EMPLOYES' STATEMENT OF FACTS: Bruno Palinski is a carman second class and is an employe of the Donora Southern Railroad Company.
That on June 19, July 15 and July 16 he heated rivets on cars DS 475, DS 595 and DS 568.
That it has always been the practice of first class repairmen to heat rivets until this instant claim.
That the Railroad Division, Transport Workers Union of America, AFLCIO does have a bargaining agreement, effective August 29, 1949 and revised September 1, 1955 with the Donora Southern Railroad Company, covering the Maintenance of Equipment Employes, a copy of which is on file with the Board and by reference hereto, made a. part of the statement of facts.
POSITION OF EMPLOYES: That the heating of rivets has always been done by first class car repairmen and since this practice has been in effect until this instant claim, that the carrier be required to follow out the practice that the carrier has had on their property and use first class car repairmen to heat rivets on cars.
Since Bruno Palinski is a second class repairman but was used as a first class car repairman when he heated rivets, that he be compensated the difference in pay between second class repairman and first class car repairman.
For the foregoing reasons, it is respectfully submitted that this claim must be denied.
FINDINGS: The Second Division of the Adjustment Board, upon the whole record and all the evidence, finds that:
The carrier or carriers and the employe or employes involved in this dispute are respectively carrier and employe within the meaning of the Railway Labor Act as approved June 21, 1934.
This Division of the Adjustment Board has jurisdiction over the dispute involved herein.
Here a second class repairman who was used to heat rivets, claims that he should be paid first class repairman's rate because the practice has been to use only first class repairmen for this detail.

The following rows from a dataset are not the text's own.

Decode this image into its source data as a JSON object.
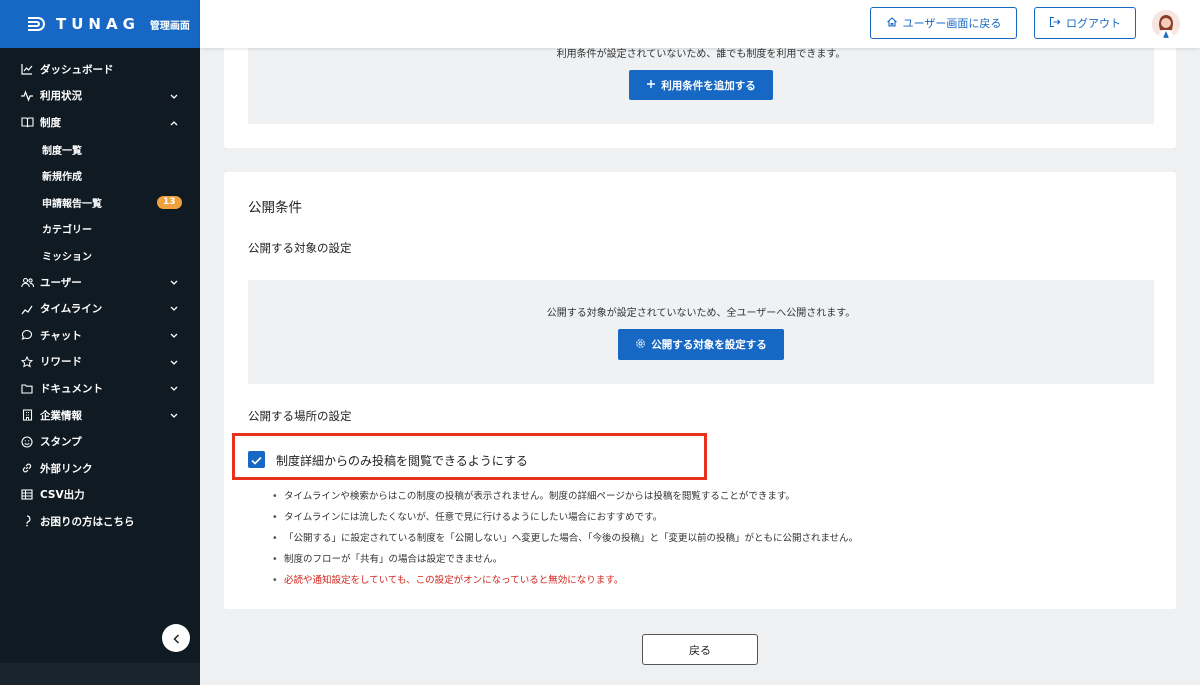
{
  "brand": {
    "name": "TUNAG",
    "subtitle": "管理画面"
  },
  "sidebar": {
    "items": [
      {
        "label": "ダッシュボード",
        "icon": "chart-icon"
      },
      {
        "label": "利用状況",
        "icon": "activity-icon",
        "chevron": "down"
      },
      {
        "label": "制度",
        "icon": "book-icon",
        "chevron": "up"
      },
      {
        "label": "制度一覧",
        "sub": true
      },
      {
        "label": "新規作成",
        "sub": true
      },
      {
        "label": "申請報告一覧",
        "sub": true,
        "badge": "13"
      },
      {
        "label": "カテゴリー",
        "sub": true
      },
      {
        "label": "ミッション",
        "sub": true
      },
      {
        "label": "ユーザー",
        "icon": "users-icon",
        "chevron": "down"
      },
      {
        "label": "タイムライン",
        "icon": "timeline-icon",
        "chevron": "down"
      },
      {
        "label": "チャット",
        "icon": "chat-icon",
        "chevron": "down"
      },
      {
        "label": "リワード",
        "icon": "star-icon",
        "chevron": "down"
      },
      {
        "label": "ドキュメント",
        "icon": "folder-icon",
        "chevron": "down"
      },
      {
        "label": "企業情報",
        "icon": "building-icon",
        "chevron": "down"
      },
      {
        "label": "スタンプ",
        "icon": "smile-icon"
      },
      {
        "label": "外部リンク",
        "icon": "link-icon"
      },
      {
        "label": "CSV出力",
        "icon": "table-icon"
      },
      {
        "label": "お困りの方はこちら",
        "icon": "help-icon"
      }
    ]
  },
  "header": {
    "user_screen_label": "ユーザー画面に戻る",
    "logout_label": "ログアウト"
  },
  "usage_conditions": {
    "info": "利用条件が設定されていないため、誰でも制度を利用できます。",
    "add_button": "利用条件を追加する"
  },
  "publish": {
    "title": "公開条件",
    "target_title": "公開する対象の設定",
    "target_info": "公開する対象が設定されていないため、全ユーザーへ公開されます。",
    "target_button": "公開する対象を設定する",
    "place_title": "公開する場所の設定",
    "checkbox_label": "制度詳細からのみ投稿を閲覧できるようにする",
    "checkbox_checked": true,
    "notes": [
      "タイムラインや検索からはこの制度の投稿が表示されません。制度の詳細ページからは投稿を閲覧することができます。",
      "タイムラインには流したくないが、任意で見に行けるようにしたい場合におすすめです。",
      "「公開する」に設定されている制度を「公開しない」へ変更した場合、「今後の投稿」と「変更以前の投稿」がともに公開されません。",
      "制度のフローが「共有」の場合は設定できません。"
    ],
    "warning": "必読や通知設定をしていても、この設定がオンになっていると無効になります。"
  },
  "footer": {
    "back_label": "戻る"
  },
  "colors": {
    "primary": "#1668c4",
    "sidebar": "#0f1a22",
    "highlight": "#e8321e",
    "warning": "#d2251e",
    "badge": "#f0a13c"
  }
}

The employes' position acknowledges there is no scope rule in the governing agreement and the submission does not cite a classification of work rule.

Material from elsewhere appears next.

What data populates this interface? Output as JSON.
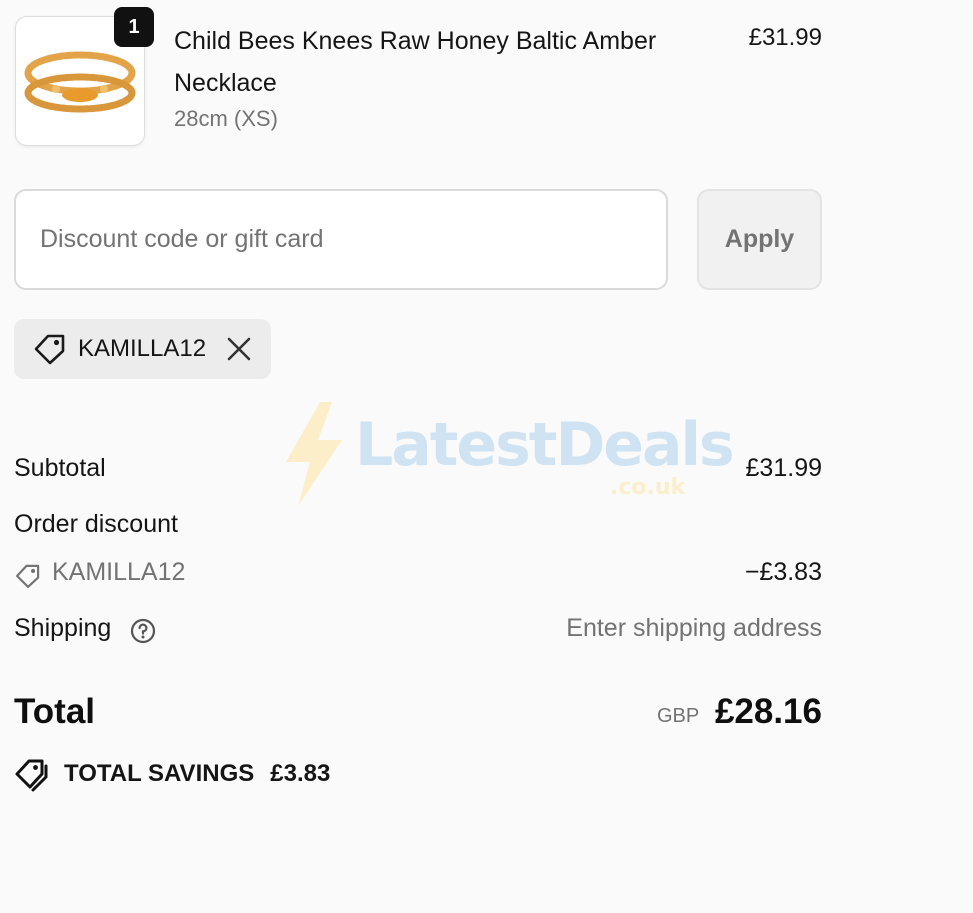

The argument advanced by our labor confrere to the effect that practices should not be changed except after negotiation has been most eloquent and well prepared. However, to accept the argument would lead us to the erroneous conclusion that negotiation is the only way to change a practice.
Actually, practices vary from day to day to meet changing conditions; especially the details vary, and are unclear. Parties frequently are in disagreement when practice is called upon as evidence.
Award No. 1070 of this Division remanding a docket to determine what practice existed as to the payment made for painting a wrecking derrick, was handed down in a situation where there were two set rates for different specific painting jobs, but with no rate set for the hybrid in-between job of wrecker painting. Those facts differ from the instant case because here there has been no rate fixed for rivet heating.
In the absence of a rule violation showing, we are not permitted to effectuate a new rule by formalizing a practice into an award.